Samuel Bich interessiert sich sowohl für die Definitionen und Potenziale als auch für die Grenzen einer Ausstellung. Die Auseinandersetzung mit diesem Thema zieht sich wie ein roter Faden durch seine bisherige Arbeit. Sie zeigt sich beispielsweise auch in „B Künstlerinnen und Künstler“, bei der er nach einem ähnlichen Prinzip vorging: Während er für „Kunsthalle Wien 1992-2017“ vergangene Ausstellungen auflistete, waren es in „B Künstlerinnen und Künstler“ die Namen und Titel von Publikationen, die in einem Regal der Universitätsbibliothek Berlin unter dem Buchstaben „B“ einsortiert wurden. Samuel Bich übertrug diese bibliothekarischen Daten in eine andere archivarische Präsentationsform. Als Buch können diese nun nicht nur in die Hand genommen, sondern sogar selbst wieder in das ursprüngliche Regal eingeordnet werden. Mit beiden Arbeiten schreibt sich der Künstler selbst in eine Sammlung oder ein Archiv ein.
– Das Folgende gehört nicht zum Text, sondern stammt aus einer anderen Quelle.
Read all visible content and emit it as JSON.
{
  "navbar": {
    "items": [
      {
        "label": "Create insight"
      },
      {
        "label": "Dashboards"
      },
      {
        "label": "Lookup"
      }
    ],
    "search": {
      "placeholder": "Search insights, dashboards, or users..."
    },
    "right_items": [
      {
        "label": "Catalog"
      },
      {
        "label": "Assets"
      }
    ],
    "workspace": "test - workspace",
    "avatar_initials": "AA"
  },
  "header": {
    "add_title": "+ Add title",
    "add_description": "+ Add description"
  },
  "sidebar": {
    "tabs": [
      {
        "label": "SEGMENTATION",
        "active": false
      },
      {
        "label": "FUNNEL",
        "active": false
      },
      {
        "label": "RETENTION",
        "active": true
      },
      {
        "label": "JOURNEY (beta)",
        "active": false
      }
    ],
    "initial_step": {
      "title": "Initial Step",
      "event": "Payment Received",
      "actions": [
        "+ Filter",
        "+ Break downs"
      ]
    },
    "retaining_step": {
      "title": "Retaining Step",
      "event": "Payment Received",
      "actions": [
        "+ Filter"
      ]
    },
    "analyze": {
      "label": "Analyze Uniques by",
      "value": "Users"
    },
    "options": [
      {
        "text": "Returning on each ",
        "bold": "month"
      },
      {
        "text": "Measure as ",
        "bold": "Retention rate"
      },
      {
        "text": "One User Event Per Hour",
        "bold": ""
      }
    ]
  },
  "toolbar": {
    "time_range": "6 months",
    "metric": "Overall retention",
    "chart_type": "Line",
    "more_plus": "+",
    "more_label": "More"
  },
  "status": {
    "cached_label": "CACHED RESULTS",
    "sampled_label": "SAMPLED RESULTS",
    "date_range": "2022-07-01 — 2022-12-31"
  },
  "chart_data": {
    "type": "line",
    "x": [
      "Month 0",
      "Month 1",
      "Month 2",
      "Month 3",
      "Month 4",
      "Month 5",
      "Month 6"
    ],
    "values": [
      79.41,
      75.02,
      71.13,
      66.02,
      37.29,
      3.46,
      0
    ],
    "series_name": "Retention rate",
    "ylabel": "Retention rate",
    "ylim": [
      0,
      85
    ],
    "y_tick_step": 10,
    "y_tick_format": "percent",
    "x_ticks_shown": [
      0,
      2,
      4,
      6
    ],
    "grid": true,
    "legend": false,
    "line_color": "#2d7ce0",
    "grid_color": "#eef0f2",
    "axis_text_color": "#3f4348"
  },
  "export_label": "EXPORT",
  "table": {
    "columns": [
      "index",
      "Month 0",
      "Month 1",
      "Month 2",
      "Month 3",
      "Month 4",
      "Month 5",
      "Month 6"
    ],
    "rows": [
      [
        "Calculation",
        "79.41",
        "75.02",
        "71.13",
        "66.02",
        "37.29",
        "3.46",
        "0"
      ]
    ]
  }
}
Die Präsentation in Buchform wird dabei vom Nebenschauplatz zum zentralen Gegenstand.
Für „Kunsthalle Wien 1992-2017“ überführt Samuel Bich das Archiv der Ausstellungen ins Buch und schafft noch einen weiteren Schritt: Durch die Selbsteinschreibung in die Chronologie wird sein Buch zugleich zur „Ausstellung“. Damit beschränkt sich diese letztlich auch nicht länger auf den angegebenen Zeitraum vom 8. November 2017 bis zum 28. Januar 2018, sondern erweitert die Ausstellung auf jeden beliebigen Moment, an dem die Publikation durchgeblättert wird.